The audit fees are met in full by the food suppliers. All preparation, flights, translation, accommodation and transport are further costs borne by the audited company. Sometimes flight times and the extent of the work carried out all mean that the auditor will spend days on the job further adding to cost and pressure on the host company. The annual cost is very considerable. At a time when many governments are looking to reduce the red tape and costs around small and medium businesses, this places an unfair burden on operations in Africa trying to compete with European businesses.

Company culture is firmly put to one side as the audit gets underway and the routine of the inspection is entirely dictated by the auditor. Any deviation or attempt to deviate is viewed as obstructive and marked down to be remarked upon in writing in the final widely published report. Most of the information about the way a company operates comes from the lowest paid people in the business.

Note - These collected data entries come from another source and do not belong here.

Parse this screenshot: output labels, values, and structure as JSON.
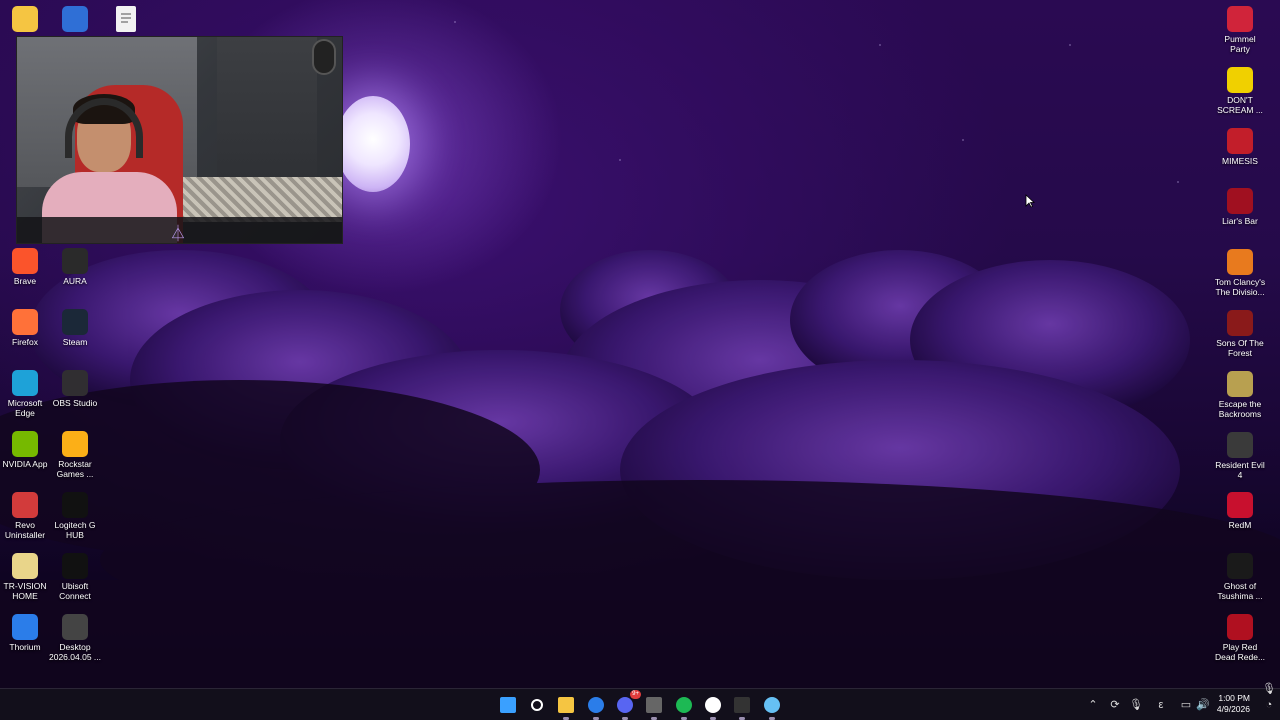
{
  "desktop": {
    "left_column_1": [
      {
        "label": "",
        "icon": "folder-icon",
        "color": "#f5c542"
      },
      {
        "label": "Brave",
        "icon": "brave-icon",
        "color": "#fb542b"
      },
      {
        "label": "Firefox",
        "icon": "firefox-icon",
        "color": "#ff7139"
      },
      {
        "label": "Microsoft Edge",
        "icon": "edge-icon",
        "color": "#1ea2d8"
      },
      {
        "label": "NVIDIA App",
        "icon": "nvidia-icon",
        "color": "#76b900"
      },
      {
        "label": "Revo Uninstaller",
        "icon": "revo-icon",
        "color": "#d23b3b"
      },
      {
        "label": "TR-VISION HOME",
        "icon": "trvision-icon",
        "color": "#e9d58a"
      },
      {
        "label": "Thorium",
        "icon": "thorium-icon",
        "color": "#2b7de9"
      }
    ],
    "left_column_2": [
      {
        "label": "",
        "icon": "settings-app-icon",
        "color": "#2f6fd6"
      },
      {
        "label": "AURA",
        "icon": "aura-icon",
        "color": "#2a2a2a"
      },
      {
        "label": "Steam",
        "icon": "steam-icon",
        "color": "#1b2838"
      },
      {
        "label": "OBS Studio",
        "icon": "obs-icon",
        "color": "#302e31"
      },
      {
        "label": "Rockstar Games ...",
        "icon": "rockstar-icon",
        "color": "#fcaf17"
      },
      {
        "label": "Logitech G HUB",
        "icon": "logitech-icon",
        "color": "#111111"
      },
      {
        "label": "Ubisoft Connect",
        "icon": "ubisoft-icon",
        "color": "#111111"
      },
      {
        "label": "Desktop 2026.04.05 ...",
        "icon": "video-file-icon",
        "color": "#444444"
      }
    ],
    "top_file": {
      "label": "",
      "icon": "document-icon"
    },
    "right_column": [
      {
        "label": "Pummel Party",
        "icon": "pummel-party-icon",
        "color": "#d0243a"
      },
      {
        "label": "DON'T SCREAM ...",
        "icon": "dont-scream-icon",
        "color": "#f0d000"
      },
      {
        "label": "MIMESIS",
        "icon": "mimesis-icon",
        "color": "#c21e2a"
      },
      {
        "label": "Liar's Bar",
        "icon": "liars-bar-icon",
        "color": "#a01020"
      },
      {
        "label": "Tom Clancy's The Divisio...",
        "icon": "division-icon",
        "color": "#e87a1e"
      },
      {
        "label": "Sons Of The Forest",
        "icon": "sons-forest-icon",
        "color": "#8a1a1a"
      },
      {
        "label": "Escape the Backrooms",
        "icon": "backrooms-icon",
        "color": "#b8a050"
      },
      {
        "label": "Resident Evil 4",
        "icon": "re4-icon",
        "color": "#3a3a3a"
      },
      {
        "label": "RedM",
        "icon": "redm-icon",
        "color": "#c8102e"
      },
      {
        "label": "Ghost of Tsushima ...",
        "icon": "ghost-tsushima-icon",
        "color": "#1a1a1a"
      },
      {
        "label": "Play Red Dead Rede...",
        "icon": "rdr-icon",
        "color": "#b01020"
      }
    ]
  },
  "webcam": {
    "overlay_logo": "⏃"
  },
  "taskbar": {
    "apps": [
      {
        "name": "start",
        "icon": "windows-start-icon",
        "color": "#3aa0ff"
      },
      {
        "name": "search",
        "icon": "search-icon",
        "color": "#ffffff"
      },
      {
        "name": "file-explorer",
        "icon": "folder-icon",
        "color": "#f5c542"
      },
      {
        "name": "thorium",
        "icon": "thorium-icon",
        "color": "#2b7de9"
      },
      {
        "name": "discord",
        "icon": "discord-icon",
        "color": "#5865f2",
        "badge": "9+"
      },
      {
        "name": "app",
        "icon": "app-x-icon",
        "color": "#666666"
      },
      {
        "name": "spotify",
        "icon": "spotify-icon",
        "color": "#1db954"
      },
      {
        "name": "obs",
        "icon": "obs-icon",
        "color": "#ffffff"
      },
      {
        "name": "terminal",
        "icon": "terminal-icon",
        "color": "#333333"
      },
      {
        "name": "steam",
        "icon": "steam-icon",
        "color": "#66c0f4"
      }
    ],
    "clock": {
      "time": "1:00 PM",
      "date": "4/9/2026"
    },
    "tray_lang": "ε"
  }
}
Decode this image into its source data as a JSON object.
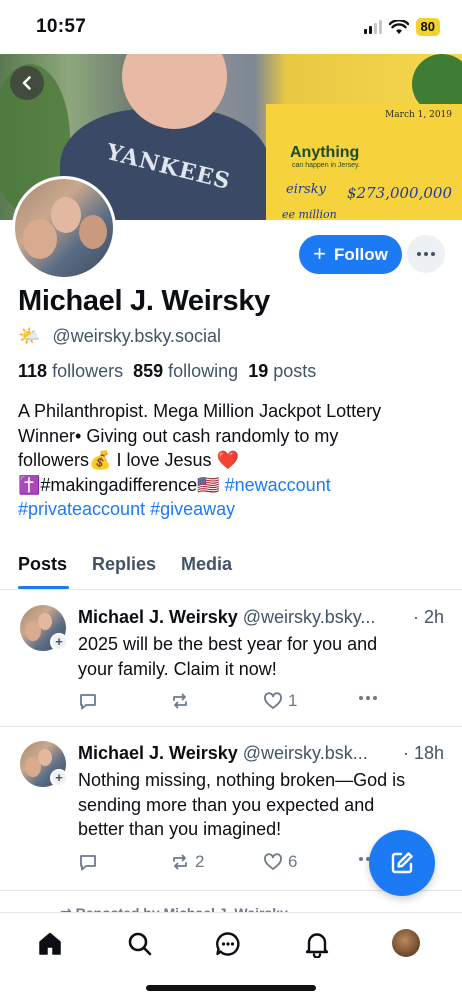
{
  "status_bar": {
    "time": "10:57",
    "battery": "80"
  },
  "banner": {
    "check_date": "March 1, 2019",
    "check_anything": "Anything",
    "check_sub": "can happen in Jersey.",
    "check_name": "eirsky",
    "check_amount": "$273,000,000",
    "check_million": "ee million",
    "shirt_text": "YANKEES"
  },
  "profile": {
    "display_name": "Michael J. Weirsky",
    "handle_emoji": "🌤️",
    "handle": "@weirsky.bsky.social",
    "followers_count": "118",
    "followers_label": "followers",
    "following_count": "859",
    "following_label": "following",
    "posts_count": "19",
    "posts_label": "posts",
    "bio_line1": "A Philanthropist. Mega Million Jackpot Lottery",
    "bio_line2": "Winner• Giving out cash randomly to my",
    "bio_line3": "followers💰 I love Jesus ❤️",
    "bio_line4_text": "✝️#makingadifference🇺🇸",
    "bio_tag1": "#newaccount",
    "bio_tag2": "#privateaccount",
    "bio_tag3": "#giveaway"
  },
  "actions": {
    "follow_label": "Follow",
    "follow_plus": "+"
  },
  "tabs": [
    {
      "label": "Posts"
    },
    {
      "label": "Replies"
    },
    {
      "label": "Media"
    }
  ],
  "posts": [
    {
      "name": "Michael J. Weirsky",
      "handle": "@weirsky.bsky...",
      "time": "· 2h",
      "text_line1": "2025 will be the best year for you and",
      "text_line2": "your family.  Claim it now!",
      "reposts": "",
      "likes": "1"
    },
    {
      "name": "Michael J. Weirsky",
      "handle": "@weirsky.bsk...",
      "time": "· 18h",
      "text_line1": "Nothing missing, nothing broken—God is",
      "text_line2": "sending more than you expected and",
      "text_line3": "better than you imagined!",
      "reposts": "2",
      "likes": "6"
    }
  ],
  "repost_peek": "⇄ Reposted by Michael J. Weirsky",
  "icons": {
    "back": "chevron-left-icon",
    "more": "ellipsis-icon",
    "reply": "speech-bubble-icon",
    "repost": "repost-arrows-icon",
    "like": "heart-icon",
    "compose": "pencil-square-icon",
    "nav": [
      "home-icon",
      "search-icon",
      "chat-icon",
      "bell-icon",
      "profile-avatar"
    ]
  },
  "colors": {
    "accent": "#1c7af5",
    "muted": "#425366",
    "battery": "#f4d22b"
  }
}
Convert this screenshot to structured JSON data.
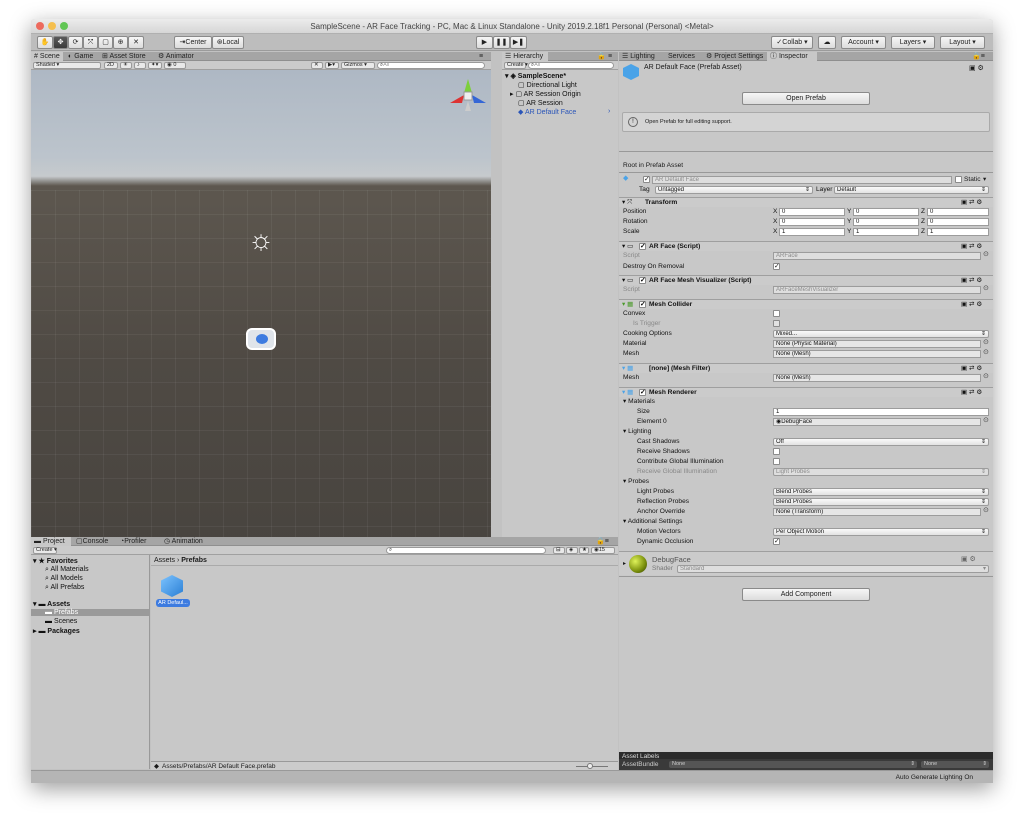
{
  "window": {
    "title": "SampleScene - AR Face Tracking - PC, Mac & Linux Standalone - Unity 2019.2.18f1 Personal (Personal) <Metal>"
  },
  "toolbar": {
    "center": "Center",
    "local": "Local",
    "collab": "Collab",
    "account": "Account",
    "layers": "Layers",
    "layout": "Layout"
  },
  "scene_tabs": [
    "Scene",
    "Game",
    "Asset Store",
    "Animator"
  ],
  "scene_bar": {
    "shaded": "Shaded",
    "mode_2d": "2D",
    "gizmos": "Gizmos",
    "search_placeholder": "All",
    "count": "0"
  },
  "hierarchy": {
    "tab": "Hierarchy",
    "create": "Create",
    "search_placeholder": "All",
    "scene": "SampleScene*",
    "items": [
      "Directional Light",
      "AR Session Origin",
      "AR Session",
      "AR Default Face"
    ]
  },
  "inspector_tabs": [
    "Lighting",
    "Services",
    "Project Settings",
    "Inspector"
  ],
  "inspector": {
    "asset_title": "AR Default Face (Prefab Asset)",
    "open_prefab": "Open Prefab",
    "help_text": "Open Prefab for full editing support.",
    "root_label": "Root in Prefab Asset",
    "object_name": "AR Default Face",
    "static_label": "Static",
    "tag_label": "Tag",
    "tag_value": "Untagged",
    "layer_label": "Layer",
    "layer_value": "Default",
    "transform": {
      "title": "Transform",
      "rows": [
        {
          "label": "Position",
          "x": "0",
          "y": "0",
          "z": "0"
        },
        {
          "label": "Rotation",
          "x": "0",
          "y": "0",
          "z": "0"
        },
        {
          "label": "Scale",
          "x": "1",
          "y": "1",
          "z": "1"
        }
      ]
    },
    "ar_face": {
      "title": "AR Face (Script)",
      "script_label": "Script",
      "script_value": "ARFace",
      "destroy_label": "Destroy On Removal"
    },
    "visualizer": {
      "title": "AR Face Mesh Visualizer (Script)",
      "script_label": "Script",
      "script_value": "ARFaceMeshVisualizer"
    },
    "collider": {
      "title": "Mesh Collider",
      "convex": "Convex",
      "is_trigger": "Is Trigger",
      "cooking": "Cooking Options",
      "cooking_value": "Mixed...",
      "material": "Material",
      "material_value": "None (Physic Material)",
      "mesh": "Mesh",
      "mesh_value": "None (Mesh)"
    },
    "mesh_filter": {
      "title": "[none] (Mesh Filter)",
      "mesh": "Mesh",
      "mesh_value": "None (Mesh)"
    },
    "renderer": {
      "title": "Mesh Renderer",
      "materials": "Materials",
      "size": "Size",
      "size_value": "1",
      "element0": "Element 0",
      "element0_value": "DebugFace",
      "lighting": "Lighting",
      "cast_shadows": "Cast Shadows",
      "cast_shadows_value": "Off",
      "receive_shadows": "Receive Shadows",
      "contribute_gi": "Contribute Global Illumination",
      "receive_gi": "Receive Global Illumination",
      "receive_gi_value": "Light Probes",
      "probes": "Probes",
      "light_probes": "Light Probes",
      "light_probes_value": "Blend Probes",
      "reflection_probes": "Reflection Probes",
      "reflection_probes_value": "Blend Probes",
      "anchor_override": "Anchor Override",
      "anchor_override_value": "None (Transform)",
      "additional": "Additional Settings",
      "motion_vectors": "Motion Vectors",
      "motion_vectors_value": "Per Object Motion",
      "dynamic_occlusion": "Dynamic Occlusion"
    },
    "material": {
      "name": "DebugFace",
      "shader_label": "Shader",
      "shader_value": "Standard"
    },
    "add_component": "Add Component",
    "asset_labels": "Asset Labels",
    "asset_bundle": "AssetBundle",
    "asset_bundle_value": "None",
    "asset_bundle_variant": "None"
  },
  "project": {
    "tabs": [
      "Project",
      "Console",
      "Profiler",
      "Animation"
    ],
    "create": "Create",
    "count": "15",
    "favorites": "Favorites",
    "fav_items": [
      "All Materials",
      "All Models",
      "All Prefabs"
    ],
    "assets": "Assets",
    "asset_items": [
      "Prefabs",
      "Scenes"
    ],
    "packages": "Packages",
    "breadcrumb_root": "Assets",
    "breadcrumb_sep": "›",
    "breadcrumb_leaf": "Prefabs",
    "item_label": "AR Defaul...",
    "path": "Assets/Prefabs/AR Default Face.prefab"
  },
  "status": {
    "text": "Auto Generate Lighting On"
  },
  "colors": {
    "selection": "#3d7be0",
    "scene_ground": "#504a44",
    "sky": "#b7c0c9"
  }
}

Interviews are conducted with employees (without anyone else allowed to be there) to see if there is freedom of association, any child labour, wages and benefits regarded as not “best practice”, discrimination, harsh treatment, unfair working conditions and so on.

These meetings are conducted in secret and it is made clear to the staff being interviewed that anything they say will not get back to “management”. But when whatever is said, or interpreted as being said, is reported widely on the internet for all customers to read on Sedex, without any real opportunity for the company to defend its position or to challenge the evidence, the whole practice in itself, ironically, seems harsh, unfair and very unethical.

It should be said that the auditors themselves do try to be as friendly as possible and often feel embarrassed that they are judging a company’s practices in a country with a culture they know little or nothing about. They will normally make comments in the report about good practices, but, not surprisingly, the supermarket reader back in UK will only be looking for those parts of the report which might lead to an embarrassment or adverse newspaper report in the future.

Is it not time for change? What we need is a dialogue between the supermarkets, the suppliers and the auditing bodies in search of a balanced and fairer and much cheaper system which protects the supermarket and the “good” supplier. The method of the audits is in need of review and the targets should be selected based on reasonable criteria.

Most suppliers will think that their code of practice is actually better than the minimum called for by the supermarkets and many will believe that marking down a company that creates a happy and safe environment in a way that is not envisaged by SEDEX is not just. Many suppliers in Africa will regard the one-sided content of the audit and sense that the West knows best, as more than faintly arrogant. There needs to be an overhaul of the auditing systems so that they work for all and cost much less.